Hacker News new | ask | show | jobs
by CyberDildonics 2014 days ago
Maybe it would work to put a marker argument (like the IP address as base64) in the URL when there might be snowballing traffic so you can see if it comes back at you. That could be used to send a page with all the links taken out, or just be rate limited.
1 comments

Tricks like that don’t work with sites that are receiving a lot of traffic. Also, the exact solution you’ve described is a liability—IP addresses leak when people send each other links, and having unique URLs like that can cause issues with caching. Sure, we could store tokens in a database, but then you’ve just moved the bottleneck to the database.

We do have various ways to combat these issues; like any website of sufficient size, we have pretty complex methods of detecting problematic traffic and assessing the risk of any given request or session. However, no solution is perfect, and with the number of broken crawlers we see, some will inevitably cause problems.
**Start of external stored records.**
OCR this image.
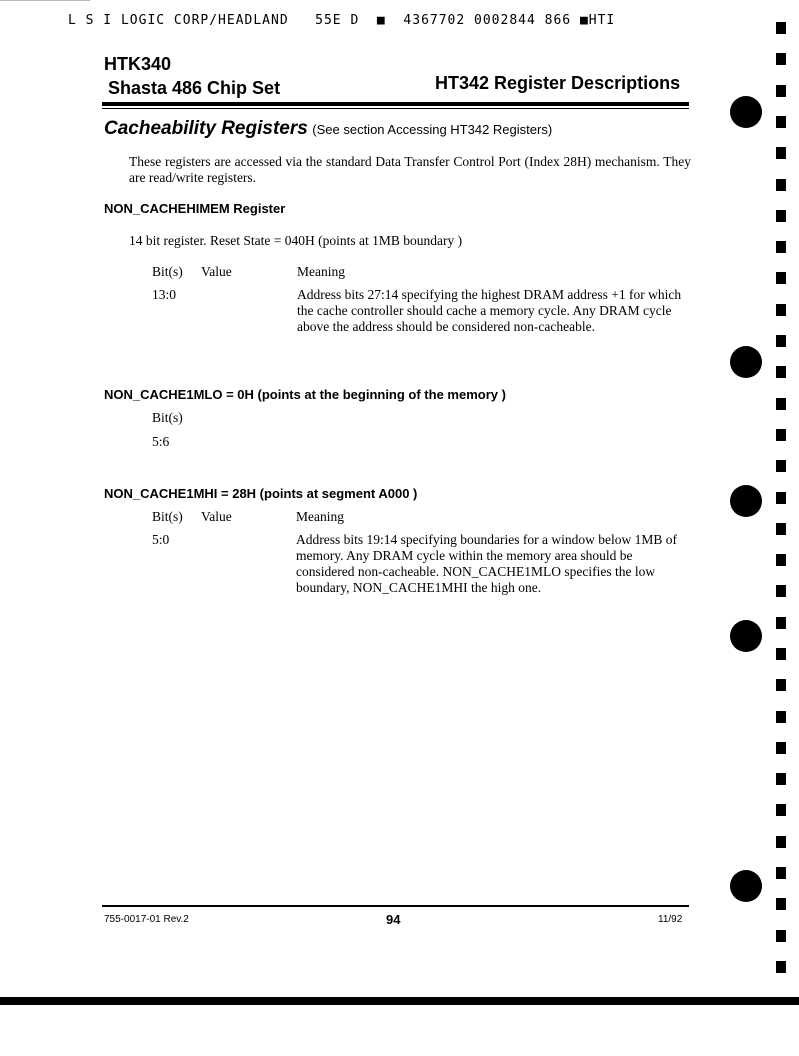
L S I LOGIC CORP/HEADLAND   55E D  ■  4367702 0002844 866 ■HTI
HTK340
Shasta 486 Chip Set	HT342 Register Descriptions
Cacheability Registers (See section Accessing HT342 Registers)
These registers are accessed via the standard Data Transfer Control Port (Index 28H) mechanism. They are read/write registers.
NON_CACHEHIMEM Register
14 bit register. Reset State = 040H (points at 1MB boundary )
Bit(s) Value	Meaning
13:0	Address bits 27:14 specifying the highest DRAM address +1 for which the cache controller should cache a memory cycle. Any DRAM cycle above the address should be considered non-cacheable.
NON_CACHE1MLO = 0H (points at the beginning of the memory )
Bit(s)
5:6
NON_CACHE1MHI = 28H (points at segment A000 )
Bit(s) Value	Meaning
5:0	Address bits 19:14 specifying boundaries for a window below 1MB of memory. Any DRAM cycle within the memory area should be considered non-cacheable. NON_CACHE1MLO specifies the low boundary, NON_CACHE1MHI the high one.
755-0017-01 Rev.2	94	11/92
To be clear, we can adjust our code and block them—that’s not an issue. The issue is that I have to wake up at 3 AM to do it, and even if it’s blocked, dealing with that traffic can be expensive. This guy got his $72k bill forgiven, but don’t expect the websites on the other end to be so lucky. (Yes, yes, ingress bandwidth is often free, but it’s never that simple. Scaling up? Bezos takes a cut. More database traffic? Pay the Bezos tax. Replication of enormous logs to other providers? Bezos hungry!)

Negligence is negligence. If you get in a car and drive recklessly without proper training, even if you didn’t intend to hurt anyone, you’re not going to get a lot of sympathy when you mow down a pedestrian. Likewise, I have little sympathy for people who face enormous bills for abusing powerful tools.

That’s not to say cloud providers don’t have billing problems. The delays are unacceptable, and the budgeting tools are often unintuitive or, as was likely the case here, outright inadequate. But in no universe was deploying code that spun up a container for every URL encountered a good idea.

Should such a mistake result in a $72k bill? Eh, probably not. I doubt this person will make the same mistake again, even with the bill forgiven. Or maybe they’ll just blame Google and attempt the same thing on AWS.

I would think you could obscure whatever marker you use fairly easily, any basic encryption should work. It mostly seems like you could do something that temporarily throttles crawlers to a limit that doesn't affect humans much so you don't have to do something manual in the middle of the night. Statistical outliers that get limited to one page request per second per IP or something like that.

The rest of this is arguing against something I'm not saying, which is fine, but thinking about a solution is not condoning the problem.

> I would think you could obscure whatever marker you use fairly easily, any basic encryption should work.

Indeed, you can, and there are situations in which it makes sense. However, it doesn’t really help when it comes to detecting abuse of this sort. For one, CGNAT causes problems. There’s also the issue of people linking to articles from sites like HN and Wayback Machine. Those two alone make it nearly impossible to automatically rate limit based on an ID in the URL.

CGNAT is a big issue that Western companies tend to neglect. However, it’s increasingly common in places like India, and it’s even seen at times in the US, especially in rural areas.

And, of course, public VPNs are growing in popularity.

Unfortunately, all of these factors mean that performing any sort of risk analysis or rate limiting on IP address alone tends to be ineffective or outright harmful for moderately large sites. You can do some fairly basic categorization (this is from a residential ISP, this is from a datacenter), but beyond that, it’s not particularly useful.

Hypothetically, let’s say:

1. We tag every URL with an IP address association in some way.

2. Someone posts a link on HN.

3. We see lots of requests with IP address tags that don’t match the actual requesting IP address, so we block or rate limit them.

4. We’ve just blocked traffic from HN.

Another hypothetical:

1. We design, calibrate, and test a rate limiting system in the US.

2. Some large percentage of real-world traffic comes from India and is behind CGNAT.

3. We’ve just rate-limited most of India.

4. So we exclude India.

5. But now we’ve rate-limited Nigeria, and malicious traffic from India isn’t blocked.

What we actually end up doing is similar but mostly relies cookies instead, and it’s only a single risk factor. It’s not perfect, and it has some caveats that the URL solution avoids, but it has far fewer false positives.